Er gilt als einer der bedeutendsten Musiker des 20. Jahrhunderts

Bob Dylans Songs "Blowin' In The Wind" und "The Times They Are A-Changing" waren in den sechziger Jahren Hymnen der Antikriegs- und Bürgerrechtsbewegung in den USA. Sein Klassiker "Like A Rolling Stone" zählt zu den berühmtesten Hits aller Zeiten. Bob Dylan bekam unter anderem elf Grammys, den Pulitzer-Preis und einen Oscar für einen Filmsong. Seit Jahren wird der Popdichter außerdem als Kandidat für den Literaturnobelpreis gehandelt.

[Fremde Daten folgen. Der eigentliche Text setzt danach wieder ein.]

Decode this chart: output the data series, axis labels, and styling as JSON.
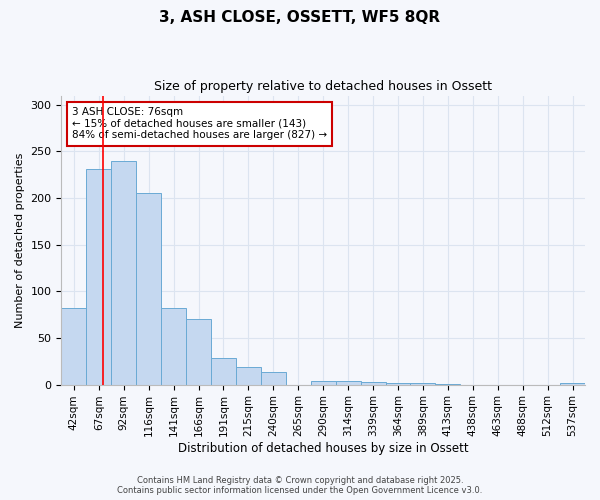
{
  "title": "3, ASH CLOSE, OSSETT, WF5 8QR",
  "subtitle": "Size of property relative to detached houses in Ossett",
  "xlabel": "Distribution of detached houses by size in Ossett",
  "ylabel": "Number of detached properties",
  "bar_labels": [
    "42sqm",
    "67sqm",
    "92sqm",
    "116sqm",
    "141sqm",
    "166sqm",
    "191sqm",
    "215sqm",
    "240sqm",
    "265sqm",
    "290sqm",
    "314sqm",
    "339sqm",
    "364sqm",
    "389sqm",
    "413sqm",
    "438sqm",
    "463sqm",
    "488sqm",
    "512sqm",
    "537sqm"
  ],
  "bar_values": [
    82,
    231,
    240,
    206,
    82,
    70,
    28,
    19,
    13,
    0,
    4,
    4,
    3,
    2,
    2,
    1,
    0,
    0,
    0,
    0,
    2
  ],
  "bar_color": "#c5d8f0",
  "bar_edge_color": "#6aaad4",
  "background_color": "#f5f7fc",
  "grid_color": "#dce4f0",
  "red_line_x": 1.18,
  "annotation_text": "3 ASH CLOSE: 76sqm\n← 15% of detached houses are smaller (143)\n84% of semi-detached houses are larger (827) →",
  "annotation_box_color": "#ffffff",
  "annotation_box_edge": "#cc0000",
  "ylim": [
    0,
    310
  ],
  "yticks": [
    0,
    50,
    100,
    150,
    200,
    250,
    300
  ],
  "footer_text": "Contains HM Land Registry data © Crown copyright and database right 2025.\nContains public sector information licensed under the Open Government Licence v3.0."
}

Israel übergibt Ägypten geschmuggelte Sarkophagdeckel

Reich verzierte Stücke stammen aus der westlichen Wüste Ägyptens

Israel hat Ägypten bis zu 3600 Jahre alte Sarkophagdeckel zurückgegeben. Die Artefakte waren vermutlich über Dubai und Europa geschmuggelt worden. Die reich verzierten Stücke seien bereits 2012 von der Israelischen Altertumsbehörde in Jerusalem entdeckt worden, teilte ein Sprecher des Außenministeriums mit. "Die Sarkophagdeckel sind ziemlich unbeschädigt geblieben", sagte der Sprecher. Allerdings hätten die Schmuggler die rund 1,80 Meter langen Deckel in der Hälfte durchgeschnitten, um sie besser verstecken zu können. Die Stücke stammten ursprünglich aus der westlichen Wüste Ägyptens. Aufgrund des trockenen Klimas seien sie bei ihrer Entdeckung in einem sehr guten Zustand gewesen. Was mit der Mumie passiert sei, sei unklar. Ein Sarkophagdeckel stamme vermutlich aus der späten Bronzezeit und dem 16. bis 14. Jahrhundert vor Christi Geburt. Der zweite Deckel sei vermutlich aus der Eisenzeit und dem zehnten bis achten Jahrhundert vor Christi Geburt.